AMLA Tries to Score Against Money Laundering in the Football Sector

May 8th, 2026

In 2024, the EU approved a new regulatory package that brought European football into the AML rules, under the supervision of AMLA (Anti-Money Laundering Authority). The new rules bring professional clubs and football agents in the EU under AML obligations from July 2029, indicating a massive shift in how business is conducted in the football world. Football’s global popularity, significant sums that are involved, cross-border transactions, and opaque ownership structures make the sector an attractive avenue to launder illicit funds. 

While the AML regulation for football clubs in the EU isn’t particularly new, with both Belgium and Italy having brought AML requirements surrounding the sector, AMLA aims to unify all EU member states under the regulation. In an interview with Italian football and finance outlet Calcio e Finanza on 27th April 2026, AMLA Chair Bruna Szego explains that under the AML regulations, the football sector will now be expected to apply customer due diligence and transaction monitoring frameworks for football’s ownership structures, player transfer market, and sponsor agreements. 

There are exemptions available if it can be proven that activities are low-risk, namely if clubs are in the division below the highest division for the nation (i.e., the Championship in England, although England is not under the scope) and if clubs in the highest division have a total annual turnover of less than EUR 5 million. While these exemptions exist, they are subject to the risk-based approach, which may deny exemption if lower-division clubs exhibit a high risk of money laundering. Take, for example, Championship club Wrexham, owned by Ryan Reynolds and Rob McElhenney, who have now gained global presence and even have a show on Disney+. The global presence and sponsorship that Wrexham attracts, regardless of the division they are playing in, highlights how AMLA is embedding the risk-based approach into their regulation. Ensuring the RBA is embedded into the regulation means AMLA takes into account commercial profile and global reach instead of setting strict standards for their exemptions.
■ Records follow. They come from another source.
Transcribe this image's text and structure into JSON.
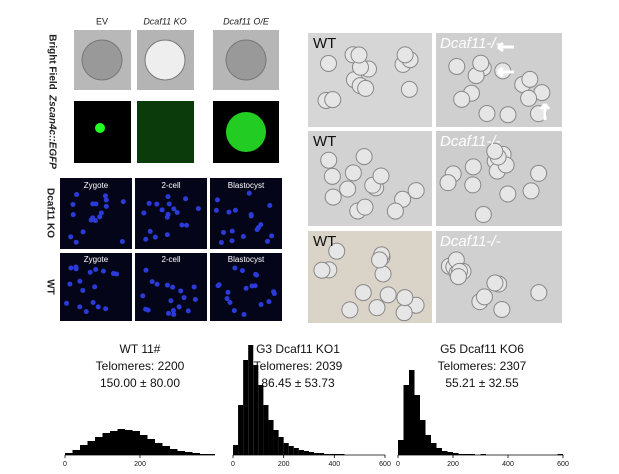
{
  "left_panel": {
    "columns": [
      "EV",
      "Dcaf11 KO",
      "Dcaf11 O/E"
    ],
    "row_labels": [
      "Bright Field",
      "Zscan4c::EGFP"
    ],
    "embryo_columns": [
      "Zygote",
      "2-cell",
      "Blastocyst"
    ],
    "embryo_rows": [
      "Dcaf11 KO",
      "WT"
    ]
  },
  "right_panel": {
    "columns": [
      "WT",
      "Dcaf11-/-"
    ]
  },
  "chart_data": [
    {
      "type": "histogram",
      "title": [
        "WT 11#",
        "Telomeres: 2200",
        "150.00 ± 80.00"
      ],
      "bins": [
        0,
        20,
        40,
        60,
        80,
        100,
        120,
        140,
        160,
        180,
        200,
        220,
        240,
        260,
        280,
        300,
        320,
        340,
        360,
        380,
        400
      ],
      "counts": [
        2,
        5,
        10,
        14,
        18,
        22,
        24,
        26,
        25,
        24,
        20,
        16,
        12,
        9,
        6,
        4,
        3,
        2,
        1,
        1
      ],
      "color": "#000000",
      "xlim": [
        0,
        400
      ],
      "ylim": [
        0,
        120
      ],
      "xticks": [
        0,
        200
      ]
    },
    {
      "type": "histogram",
      "title": [
        "G3 Dcaf11 KO1",
        "Telomeres: 2039",
        "86.45 ± 53.73"
      ],
      "bins": [
        0,
        20,
        40,
        60,
        80,
        100,
        120,
        140,
        160,
        180,
        200,
        220,
        240,
        260,
        280,
        300,
        320,
        340,
        360,
        380,
        400,
        420,
        440,
        460,
        480,
        500,
        520,
        540,
        560,
        580,
        600
      ],
      "counts": [
        10,
        50,
        95,
        110,
        90,
        70,
        50,
        35,
        25,
        18,
        12,
        9,
        7,
        5,
        4,
        3,
        2,
        2,
        1,
        1,
        1,
        1,
        0,
        0,
        0,
        0,
        0,
        0,
        0,
        0
      ],
      "color": "#000000",
      "xlim": [
        0,
        600
      ],
      "ylim": [
        0,
        120
      ],
      "xticks": [
        0,
        200,
        400,
        600
      ]
    },
    {
      "type": "histogram",
      "title": [
        "G5 Dcaf11 KO6",
        "Telomeres: 2307",
        "55.21 ± 32.55"
      ],
      "bins": [
        0,
        20,
        40,
        60,
        80,
        100,
        120,
        140,
        160,
        180,
        200,
        220,
        240,
        260,
        280,
        300,
        320,
        340,
        360,
        380,
        400,
        420,
        440,
        460,
        480,
        500,
        520,
        540,
        560,
        580,
        600
      ],
      "counts": [
        15,
        70,
        85,
        60,
        35,
        20,
        12,
        7,
        4,
        3,
        2,
        1,
        1,
        1,
        0,
        1,
        0,
        0,
        0,
        0,
        0,
        0,
        0,
        0,
        0,
        0,
        0,
        0,
        0,
        1
      ],
      "color": "#000000",
      "xlim": [
        0,
        600
      ],
      "ylim": [
        0,
        120
      ],
      "xticks": [
        0,
        200,
        400,
        600
      ]
    }
  ]
}
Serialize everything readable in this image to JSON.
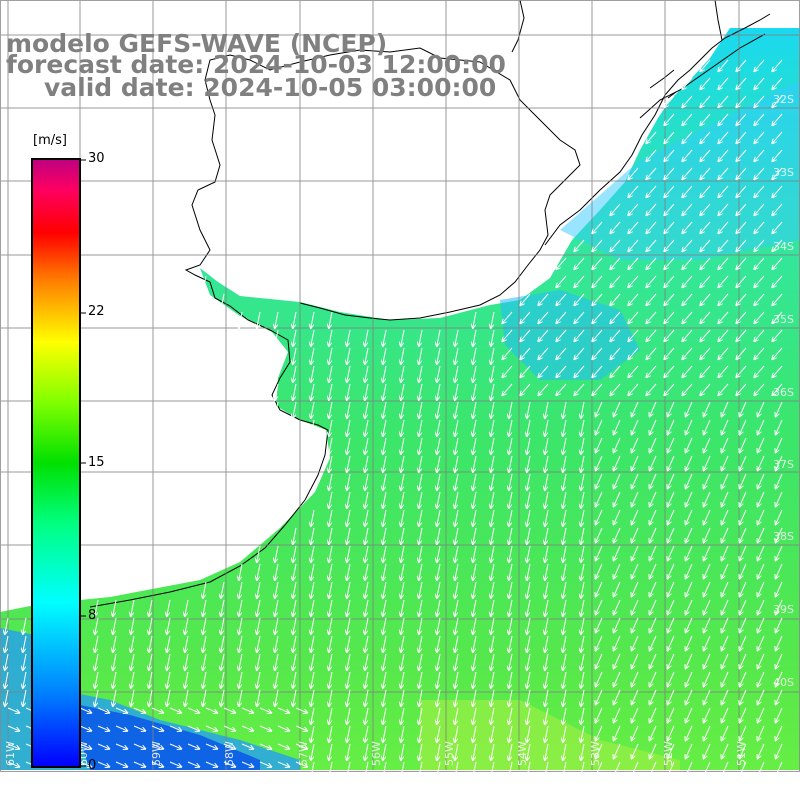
{
  "title": {
    "model": "modelo GEFS-WAVE (NCEP)",
    "forecast_date": "forecast date: 2024-10-03 12:00:00",
    "valid_date": "valid date: 2024-10-05 03:00:00"
  },
  "colorbar": {
    "unit": "[m/s]",
    "ticks": [
      "30",
      "22",
      "15",
      "8",
      "0"
    ],
    "colors": [
      "#0000ff",
      "#0080ff",
      "#00ffff",
      "#00ff80",
      "#00e000",
      "#80ff00",
      "#ffff00",
      "#ff8000",
      "#ff0000",
      "#ff0060",
      "#c00080"
    ]
  },
  "lat_labels": [
    "32S",
    "33S",
    "34S",
    "35S",
    "36S",
    "37S",
    "38S",
    "39S",
    "40S"
  ],
  "lon_labels": [
    "61W",
    "60W",
    "59W",
    "58W",
    "57W",
    "56W",
    "55W",
    "54W",
    "53W",
    "52W",
    "51W"
  ],
  "wind": {
    "dominant_direction": "from NNE (arrows pointing SSW)",
    "ocean_color": "#33dd55",
    "land_color": "#ffffff"
  }
}
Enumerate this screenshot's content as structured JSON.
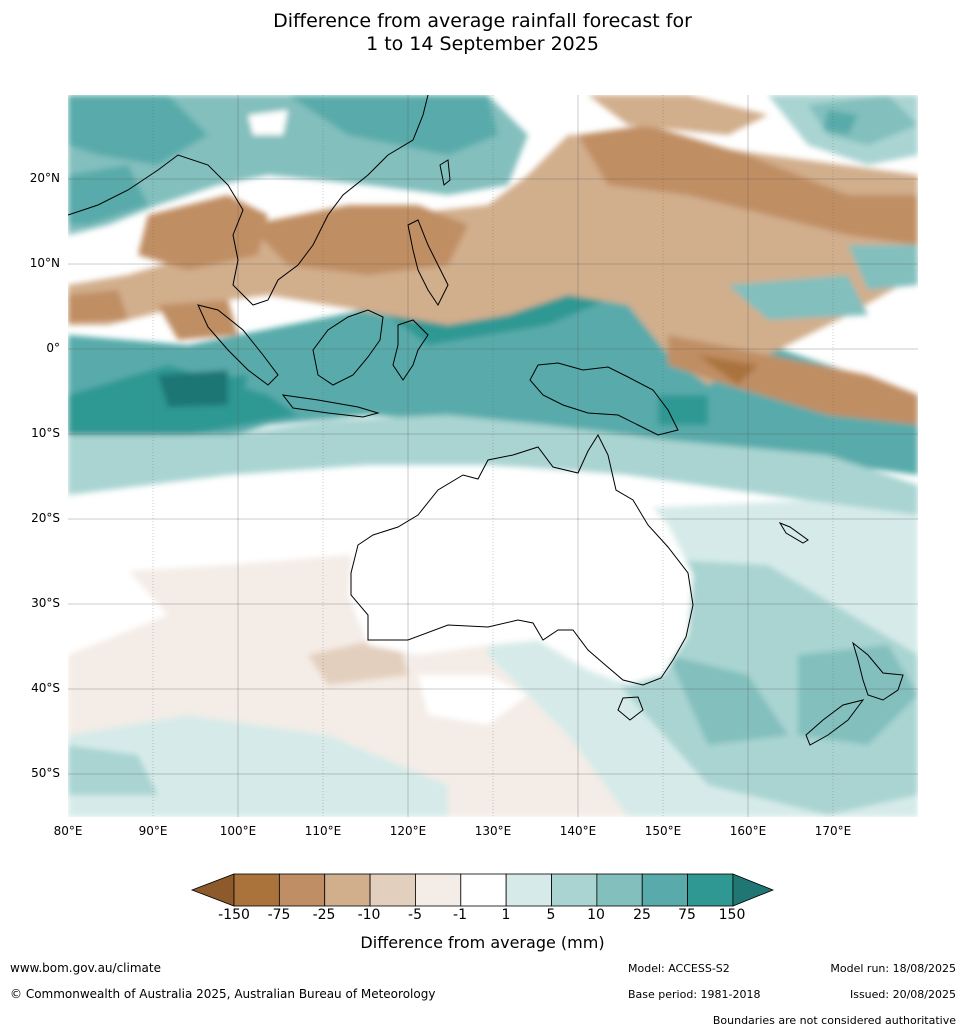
{
  "title_line1": "Difference from average rainfall forecast for",
  "title_line2": "1 to 14 September 2025",
  "lat_labels": [
    "20°N",
    "10°N",
    "0°",
    "10°S",
    "20°S",
    "30°S",
    "40°S",
    "50°S"
  ],
  "lon_labels": [
    "80°E",
    "90°E",
    "100°E",
    "110°E",
    "120°E",
    "130°E",
    "140°E",
    "150°E",
    "160°E",
    "170°E"
  ],
  "legend": {
    "title": "Difference from average (mm)",
    "ticks": [
      "-150",
      "-75",
      "-25",
      "-10",
      "-5",
      "-1",
      "1",
      "5",
      "10",
      "25",
      "75",
      "150"
    ],
    "colors": [
      "#8c5a2b",
      "#aa733c",
      "#c08e64",
      "#d1ae8c",
      "#e3cfbd",
      "#f4ece6",
      "#ffffff",
      "#d6ebe9",
      "#a9d4d2",
      "#82bfbd",
      "#58abaa",
      "#2f9893",
      "#1f7673"
    ]
  },
  "footer": {
    "url": "www.bom.gov.au/climate",
    "copyright": "© Commonwealth of Australia 2025, Australian Bureau of Meteorology",
    "model": "Model: ACCESS-S2",
    "base_period": "Base period: 1981-2018",
    "model_run": "Model run: 18/08/2025",
    "issued": "Issued: 20/08/2025",
    "disclaimer": "Boundaries are not considered authoritative"
  }
}
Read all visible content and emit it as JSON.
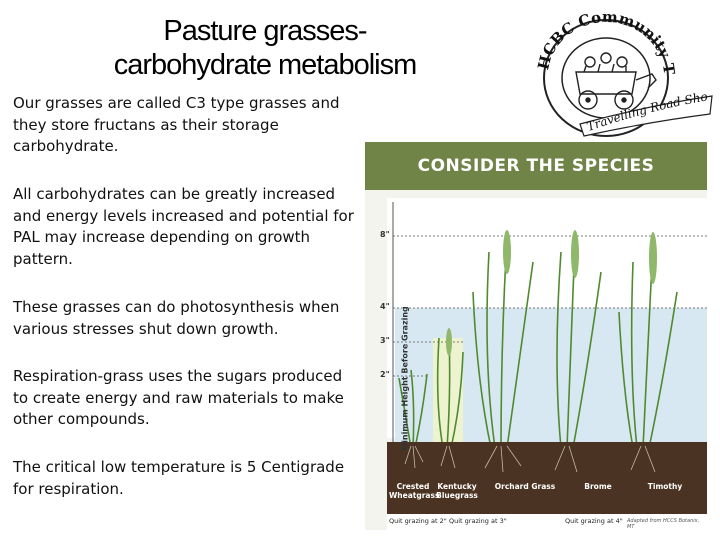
{
  "title": {
    "line1": "Pasture grasses-",
    "line2": "carbohydrate metabolism"
  },
  "paragraphs": [
    "Our grasses are called C3 type grasses and they store fructans as their storage carbohydrate.",
    "All carbohydrates can be greatly increased and energy levels increased and potential for PAL may increase depending on growth pattern.",
    "These grasses can do photosynthesis when various stresses shut down growth.",
    "Respiration-grass uses the sugars produced to create energy and raw materials to make other compounds.",
    "The critical low temperature is 5 Centigrade for respiration."
  ],
  "logo": {
    "ring_text": "HCBC Community Talks",
    "ribbon_text": "Travelling Road Show"
  },
  "figure": {
    "banner": "CONSIDER THE SPECIES",
    "axis_label": "Minimum Height Before Grazing",
    "ticks": [
      "8\"",
      "4\"",
      "3\"",
      "2\""
    ],
    "species": [
      {
        "line1": "Crested",
        "line2": "Wheatgrass"
      },
      {
        "line1": "Kentucky",
        "line2": "Bluegrass"
      },
      {
        "line1": "Orchard Grass",
        "line2": ""
      },
      {
        "line1": "Brome",
        "line2": ""
      },
      {
        "line1": "Timothy",
        "line2": ""
      }
    ],
    "quit_grazing": [
      "Quit grazing at 2\"",
      "Quit grazing at 3\"",
      "Quit grazing at 4\""
    ],
    "credit": "Adapted from HCCS Botanix, MT"
  },
  "colors": {
    "banner": "#6f8446",
    "soil": "#4a3322",
    "grass": "#4f8a2f",
    "band_blue": "#d7e8f2",
    "band_yellow": "#eef3cf"
  }
}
The issue that arises from the new regulations is that AMLA will not have direct supervision of the football sector, continuing to produce the fragmented landscape that AMLA is aiming to avoid. AMLA’s role will be to develop the framework and then support and evaluate the supervision that is performed by national regulators. The football industry, as well as national authorities, will have to adapt to the new regulations, which may cause friction and different interpretations on how to best meet AMLA’s framework. Chair Szego also highlights in her interview that the football industry may not fully understand the regulations and the requirement to be ready by 2029. 

Moreover, smaller clubs may struggle to fund effective systems that enable them to prevent money laundering. While they may be exempt, risks change, and there is no clear guidance on whether they need to invest right now in systems, or only when they become high-risk and are no longer exempt from these rules. Factoring this in, national authorities may struggle to properly assess the systems in place for clubs, leading to further fragmentation of AMLA standards across EU member states.

Is AMLA’s indirect supervision model strong enough to deliver consistent outcomes across EU member states, or will the 2029 deadline arrive before the football industry is ready?